Most purple bell pepper varieties reach 3 to 4 inches long and 3 to 4 inches wide, though the Purple Bell variant from Bonnie Plants can grow to 5–6 inches in length.
Anyone expecting the softball-sized green bells from the grocery aisle is in for a surprise: purple bell peppers usually run smaller. Two main varieties exist for home gardeners — Purple Holland and Purple Beauty — and their sizes differ significantly. One averages the size of a lime, the other the size of a standard bell. The table below lays out exactly what each variety gives you, so you know what to expect before the first seed goes in the ground.
Purple Holland vs. Purple Beauty: Size Comparison
Size depends almost entirely on which cultivar you plant. Purple Holland peppers stay noticeably petite, while Purple Beauty and the Bonnie Plants Purple Bell come closer to what most people picture.
| Variety Name | Fruit Length | Fruit Diameter |
|---|---|---|
| Purple Holland | 2.75 in (7 cm) | 2 in (5 cm) |
| Purple Beauty (standard) | 3–4 in | 3–4 in |
| Purple Beauty (Baker Creek) | 4 in | ~3–4 in |
| Bonnie Plants Purple Bell | 5–6 in | 4 in |
The Purple Holland variety came out of Netherlands hothouses and stays compact even under ideal conditions. It’s more of a novelty pepper — colorful, mild, and perfect for stuffed pepper appetizers — but a single fruit won’t cover a sandwich. The Purple Beauty line is the better choice if you want something closer to grocery-store scale. The Bonnie Plants Purple Bell, a hybrid, runs the largest of the four and most closely matches the size of a conventional green bell.
Why Are Purple Bell Peppers Smaller Than Green Ones?
Two reasons. First, purple varieties are not bred for maximum fruit mass the way commercial green bells are — most were developed for color and ornamental value, not yield weight. Second, many home growers harvest at the purple stage, which happens earlier in the ripening process. Purple Beauty peppers that stay on the plant past the purple phase turn red and swell slightly larger. If you want the biggest possible fruit, let the color shift to deep red before picking.
The plant itself normally reaches 18 to 24 inches tall with a 10-to-20-inch spread. That’s slightly shorter than many green bell varieties, which partly explains the smaller fruit.
- Days to maturity: Purple Beauty takes 70–85 days; the Purple Holland matures in 65–70 days.
- Scoville rating: Standard purple bells are sweet peppers — 0 Scoville units. One source shows 30,000 for a different variant, so check the label if heat matters.
- Hardiness zones: 4–12, but plants perform best with warm days (70–80°F) and cool nights (55–65°F).
Growing Tips for Maximum Size
Getting the biggest possible fruit from a purple bell pepper starts before the seedling goes in the ground.

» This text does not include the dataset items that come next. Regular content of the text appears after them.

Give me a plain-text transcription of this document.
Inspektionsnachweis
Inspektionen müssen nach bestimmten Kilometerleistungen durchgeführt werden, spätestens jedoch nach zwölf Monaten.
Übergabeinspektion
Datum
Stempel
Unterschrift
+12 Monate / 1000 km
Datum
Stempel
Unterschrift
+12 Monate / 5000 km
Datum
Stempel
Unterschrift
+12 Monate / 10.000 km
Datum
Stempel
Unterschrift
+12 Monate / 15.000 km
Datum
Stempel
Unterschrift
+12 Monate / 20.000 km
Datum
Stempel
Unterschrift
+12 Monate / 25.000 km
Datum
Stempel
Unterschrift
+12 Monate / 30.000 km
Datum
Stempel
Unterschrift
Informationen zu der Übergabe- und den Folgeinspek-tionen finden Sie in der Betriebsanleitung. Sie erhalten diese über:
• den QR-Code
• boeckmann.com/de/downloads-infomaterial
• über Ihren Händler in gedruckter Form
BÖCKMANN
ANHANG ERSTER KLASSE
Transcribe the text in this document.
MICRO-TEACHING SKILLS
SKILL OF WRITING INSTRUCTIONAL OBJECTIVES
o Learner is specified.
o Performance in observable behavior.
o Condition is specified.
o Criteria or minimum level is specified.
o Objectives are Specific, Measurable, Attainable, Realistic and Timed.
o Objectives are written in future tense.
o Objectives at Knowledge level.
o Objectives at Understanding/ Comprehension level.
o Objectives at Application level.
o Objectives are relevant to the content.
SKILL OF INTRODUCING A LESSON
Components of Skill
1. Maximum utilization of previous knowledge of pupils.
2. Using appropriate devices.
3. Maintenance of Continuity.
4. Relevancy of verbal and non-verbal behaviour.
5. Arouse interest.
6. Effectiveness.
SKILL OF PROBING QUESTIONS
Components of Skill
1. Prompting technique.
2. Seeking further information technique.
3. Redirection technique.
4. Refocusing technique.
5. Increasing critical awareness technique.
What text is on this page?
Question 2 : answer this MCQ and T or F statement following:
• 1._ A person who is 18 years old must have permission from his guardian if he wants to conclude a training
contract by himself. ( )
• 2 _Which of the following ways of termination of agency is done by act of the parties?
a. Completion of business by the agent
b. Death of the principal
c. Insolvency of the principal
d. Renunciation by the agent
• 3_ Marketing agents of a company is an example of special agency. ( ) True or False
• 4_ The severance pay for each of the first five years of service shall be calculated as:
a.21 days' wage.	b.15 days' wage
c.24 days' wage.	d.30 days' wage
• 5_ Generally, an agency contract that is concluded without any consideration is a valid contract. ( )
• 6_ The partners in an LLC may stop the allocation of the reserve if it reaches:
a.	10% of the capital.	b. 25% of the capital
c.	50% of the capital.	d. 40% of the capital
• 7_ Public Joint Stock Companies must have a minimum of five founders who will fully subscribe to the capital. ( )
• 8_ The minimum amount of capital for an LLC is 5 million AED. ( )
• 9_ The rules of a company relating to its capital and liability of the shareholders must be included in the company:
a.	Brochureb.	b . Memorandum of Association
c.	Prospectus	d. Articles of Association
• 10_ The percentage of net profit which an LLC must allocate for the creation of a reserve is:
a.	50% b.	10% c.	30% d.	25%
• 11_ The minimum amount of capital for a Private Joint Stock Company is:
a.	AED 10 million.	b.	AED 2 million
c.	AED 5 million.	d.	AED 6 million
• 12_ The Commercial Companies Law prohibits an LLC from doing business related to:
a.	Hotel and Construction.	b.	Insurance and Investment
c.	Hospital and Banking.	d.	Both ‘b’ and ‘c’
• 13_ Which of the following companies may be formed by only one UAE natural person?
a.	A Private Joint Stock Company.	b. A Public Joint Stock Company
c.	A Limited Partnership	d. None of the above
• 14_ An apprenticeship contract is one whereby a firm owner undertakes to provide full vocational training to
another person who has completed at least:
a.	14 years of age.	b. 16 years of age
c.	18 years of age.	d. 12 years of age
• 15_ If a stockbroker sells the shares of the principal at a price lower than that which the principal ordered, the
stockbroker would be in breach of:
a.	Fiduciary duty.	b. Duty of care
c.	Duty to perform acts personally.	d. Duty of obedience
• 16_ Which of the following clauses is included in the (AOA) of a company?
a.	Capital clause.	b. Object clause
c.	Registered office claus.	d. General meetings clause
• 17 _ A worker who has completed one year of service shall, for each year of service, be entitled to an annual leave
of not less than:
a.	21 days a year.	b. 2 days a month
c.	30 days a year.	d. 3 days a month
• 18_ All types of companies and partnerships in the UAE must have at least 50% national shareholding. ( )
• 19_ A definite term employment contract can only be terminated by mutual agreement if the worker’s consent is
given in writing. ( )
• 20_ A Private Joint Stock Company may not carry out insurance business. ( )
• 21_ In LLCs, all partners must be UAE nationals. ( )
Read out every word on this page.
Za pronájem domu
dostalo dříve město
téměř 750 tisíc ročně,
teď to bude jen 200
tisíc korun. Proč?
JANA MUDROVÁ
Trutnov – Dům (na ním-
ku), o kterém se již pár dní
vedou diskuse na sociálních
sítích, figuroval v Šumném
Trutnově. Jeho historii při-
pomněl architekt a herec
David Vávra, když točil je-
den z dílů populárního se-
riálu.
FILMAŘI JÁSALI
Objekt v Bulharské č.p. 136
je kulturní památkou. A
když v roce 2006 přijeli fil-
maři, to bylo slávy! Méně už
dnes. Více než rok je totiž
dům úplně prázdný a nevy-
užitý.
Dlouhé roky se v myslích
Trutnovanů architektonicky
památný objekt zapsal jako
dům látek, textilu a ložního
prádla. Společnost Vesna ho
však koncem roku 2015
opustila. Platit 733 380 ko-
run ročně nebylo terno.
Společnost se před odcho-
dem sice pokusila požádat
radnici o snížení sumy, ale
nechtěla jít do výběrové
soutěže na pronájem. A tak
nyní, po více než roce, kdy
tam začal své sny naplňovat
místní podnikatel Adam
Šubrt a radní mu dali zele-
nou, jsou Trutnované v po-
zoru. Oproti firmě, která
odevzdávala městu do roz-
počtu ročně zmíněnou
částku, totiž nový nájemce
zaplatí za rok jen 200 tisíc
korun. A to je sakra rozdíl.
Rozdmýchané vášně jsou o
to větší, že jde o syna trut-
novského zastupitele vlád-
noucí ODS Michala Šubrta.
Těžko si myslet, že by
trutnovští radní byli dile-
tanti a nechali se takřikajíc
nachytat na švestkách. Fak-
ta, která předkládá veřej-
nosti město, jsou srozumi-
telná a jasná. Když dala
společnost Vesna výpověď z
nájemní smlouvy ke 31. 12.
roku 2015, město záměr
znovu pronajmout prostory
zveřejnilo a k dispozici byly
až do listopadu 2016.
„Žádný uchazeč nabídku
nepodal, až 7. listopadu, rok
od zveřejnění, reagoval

Start seeds indoors 8–10 weeks before the last frost. Plant at 1/4 inch depth; expect sprouts in 7–14 days. Space transplants 18–24 inches apart in the garden — crowded roots dramatically reduce fruit size. For containers, use a pot at least 16 inches in diameter with drainage holes.
Full sun is non-negotiable. Purple bells need at least six hours of direct light to size up properly. Consistent watering matters too: uneven moisture causes blossom-end rot and stunted fruit. Harvest promptly once the pepper reaches full size at the purple stage; leaving overripe fruit on the plant signals the plant to stop setting new peppers. Holmes Seed Company’s cultivation notes recommend immediate harvesting to encourage continuous production.
Storage and Shelf Life
Purple bells store well when handled correctly. Wash them, then refrigerate immediately at 45°F with high humidity. Stored this way, they stay fresh for 14 to 21 days — about the same as any bell pepper. The key is removing field heat fast; letting them sit at room temperature after picking cuts shelf life by half.
| Storage Condition | Temperature | Humidity |
|---|---|---|
| Ideal long-term | 47–55°F | 90–95% |
| Standard refrigerator | ~38–40°F | ~65% (crisper drawer) |
| Shelf life at ideal temp | 14–21 days | — |
Which Variety Should You Plant?
The choice comes down to what matters more: novelty or yield. Purple Holland peppers are conversation-starters — tiny, perfectly round, and intensely colored — but they won’t feed a family from one plant. Purple Beauty is the practical pick for anyone who wants purple peppers in regular recipes, especially if you let some fruits ripen to red for extra size. The Bonnie Plants Purple Bell is the heavyweight option if you can find starts at a local nursery; it’s the closest thing to a grocery-store pepper in purple form.
Regardless of variety, set expectations early: home-grown purple bells almost never match the enormous commercial bells at the supermarket. That isn’t a failure — it’s the nature of the cultivar. Plant for color and flavor, not for size records.
References & Sources
- Holmes Seed Company. “Purple Beauty Pepper Growing Guide.” Details on harvest timing, spacing, and storage recommendations for purple bell peppers.